This Pride season, if you asked me what it’s like to be queer and disabled, I’d say, like Dickens in “A Tale of Two Cities,” that it’s “the best of times” and the “worst of times.”

In the mid-1970s in Cambridge, Mass., white cane in hand, I first walked into a gay bar.  When I came near, people moved away. I wondered if I was the only blind lesbian, not only in the country, but in history going back to Sappho.

Many were ill at ease with queerness and disability then. One morning, a librarian wondered what I was doing “out alone” when I entered a Boston library.

On another day, a straight, blind friend and I went to an outdoor Boston Pops performance. “We shouldn’t sit too close together,” she said, “people might think we’re lesbians.”

Over the decades, disabled queer people have increasingly felt Pride in themselves, though the disabled community has often not welcomed queer people and the LGBTQ community has frequently excluded people with disabilities.

In the 2010s, I pitched a disability lifestyle magazine on doing a story on transgender people with disabilities. The editor nixed my idea, because, he said, trans, disabled people were just a “fringe group.” 

Today, things are changing. I’ve found my tribe in the Deaf/disabled/queer community. Recently, we’ve been having a moment!

From actor and producer Nyle DiMarco’s new memoir “Deaf Utopia” to queer, disabled model and actress Jillian Mercado in the role of Maribel in “The L Word: Generation Q,” disabled queers are being seen.

Now, in pop culture, we’re less often viewed as “After School Special,” “inspirational” – unsexy invalids and “cripples.”

There’s nothing “After School Special”-like about Mercado, who is Latinx and has muscular dystrophy. Or Ryan O’Connell, the gay actor and writer, who has cerebral palsy. On his Netflix series “Special,” his character spends much of his time being horny.

A few years ago, The New York Times Opinion section ran a superb series called “On Disability.” The series’ essays included the work of queer, disabled writers from Kenny Fries to Nicola Griffith.

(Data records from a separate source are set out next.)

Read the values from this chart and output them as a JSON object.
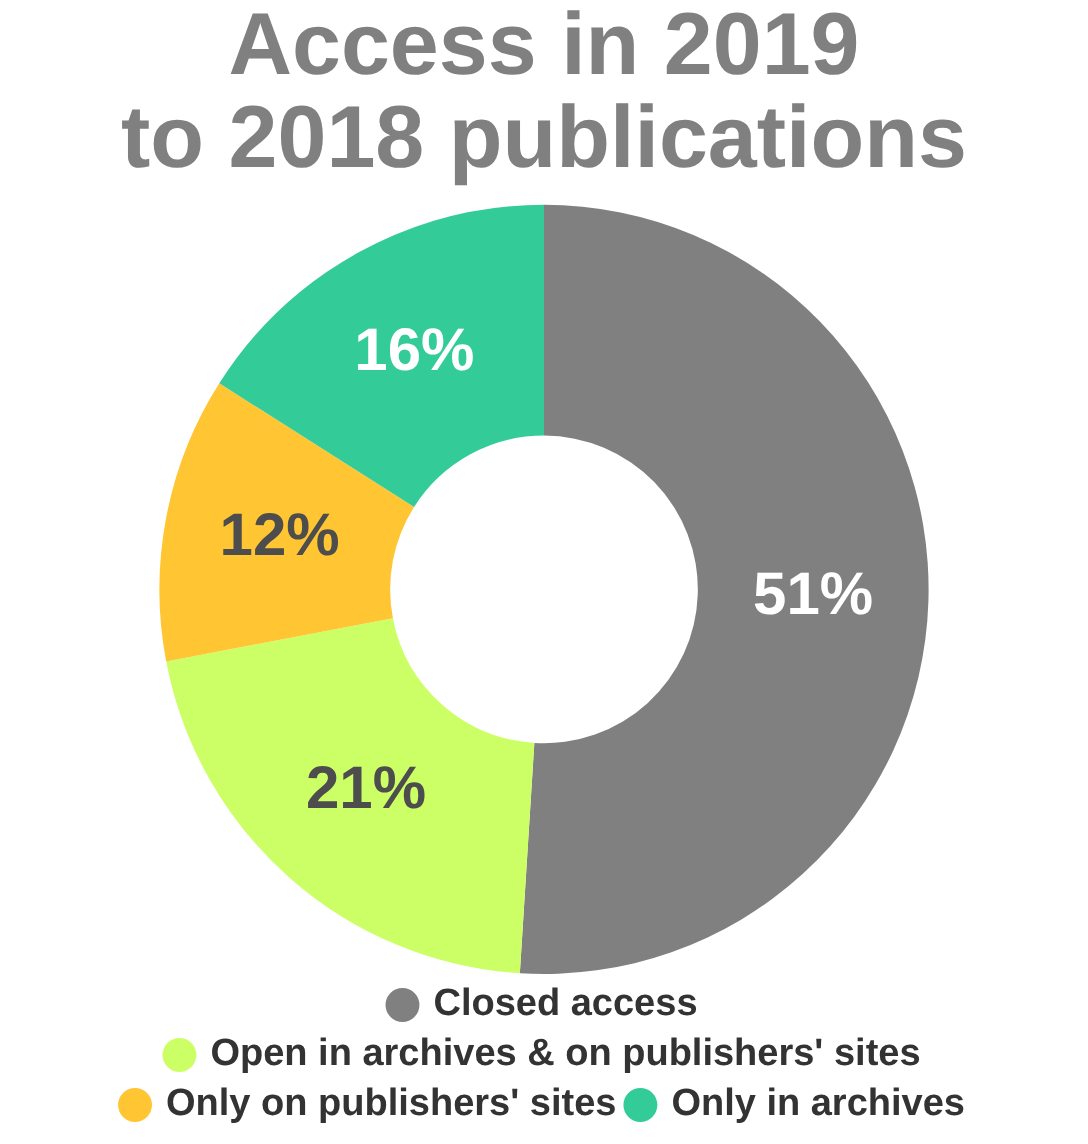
{
  "chart_data": {
    "type": "donut",
    "title": "Access in 2019 to 2018 publications",
    "categories": [
      "Closed access",
      "Open in archives & on publishers' sites",
      "Only on publishers' sites",
      "Only in archives"
    ],
    "values": [
      51,
      21,
      12,
      16
    ],
    "colors": [
      "#808080",
      "#ccff66",
      "#ffc533",
      "#33cc99"
    ],
    "value_labels": [
      "51%",
      "21%",
      "12%",
      "16%"
    ],
    "legend": "bottom",
    "marker": "circle"
  }
}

Fries wrote about how disabled people were the first victims of the Holocaust. Griffith exhorted people with disabilities to create their own stories – as queer folks have done.

If only this increased visibility meant that we, queer crips, were totally welcomed and included in the LGBTQ community or often depicted authentically in media.

Liz Price is a lesbian, nonbinary cartoonist and creator of Paper Bag Comic. Price, who is autistic, has paranoid schizophrenia and Tourette Syndrome. It would have helped her to see more people like herself in cartoons when she was growing up, Price said.

“I see more same-sex characters now,” Price said, “I can feel the love! We need to see more queer, disabled characters in cartoons.”

Many nondisabled queers who I meet enjoy DiMarco, O’Connell, and the other queer crip pop stars. These celebs are a source of queer, disabled Pride.

Folks don’t skedaddle as quickly as they did decades ago when I entered an LGBTQ space. But people usually don’t extend the Welcome Wagon either.

“The LGBTQ community is moving in the direction of becoming more inclusive,” said Kathy Martinez, who is lesbian, blind, Latinx, and president and CEO of Disability Rights Advocates, a San Francisco Bay area non-profit.

“But when I was in D.C., and I’d go to a queer gathering – to meet people – to make friends, people didn’t talk to me. I’d end up sitting alone,” said Martinez, who was Assistant Secretary of Labor for Disability Employment Policy for the Obama administration.

Despite these concerns, I’m hopeful this Pride season. “More people are disability-aware now,” Deaf, gay writer Raymond Luczak emailed me, because of “the number of folks who’ve had COVID.”

That’s got to make them “more sensitive to accessibility needs,” he added.

“Today, we increasingly celebrate who we are as LGBTQ and blind or disabled,” said Gabriel Lopez Kafati, president of Blind LGBT Pride International, an affiliate of the American Council of the Blind, an advocacy group.

Lopez Kafati worries about “Don’t Say Gay” laws and other efforts to erase us. But “you can’t put the genie of Pride back in the bottle,” he said.

“You do not need/A better body, a purer spirit, or a Ph.D./To be proud,” the late queer crip poet Laura Hershey wrote in her poem “You Get Proud by Practicing,” “…You get proud by practicing.”

Happy Pride!

Kathi Wolfe, a writer and a poet, is a regular contributor to the Blade.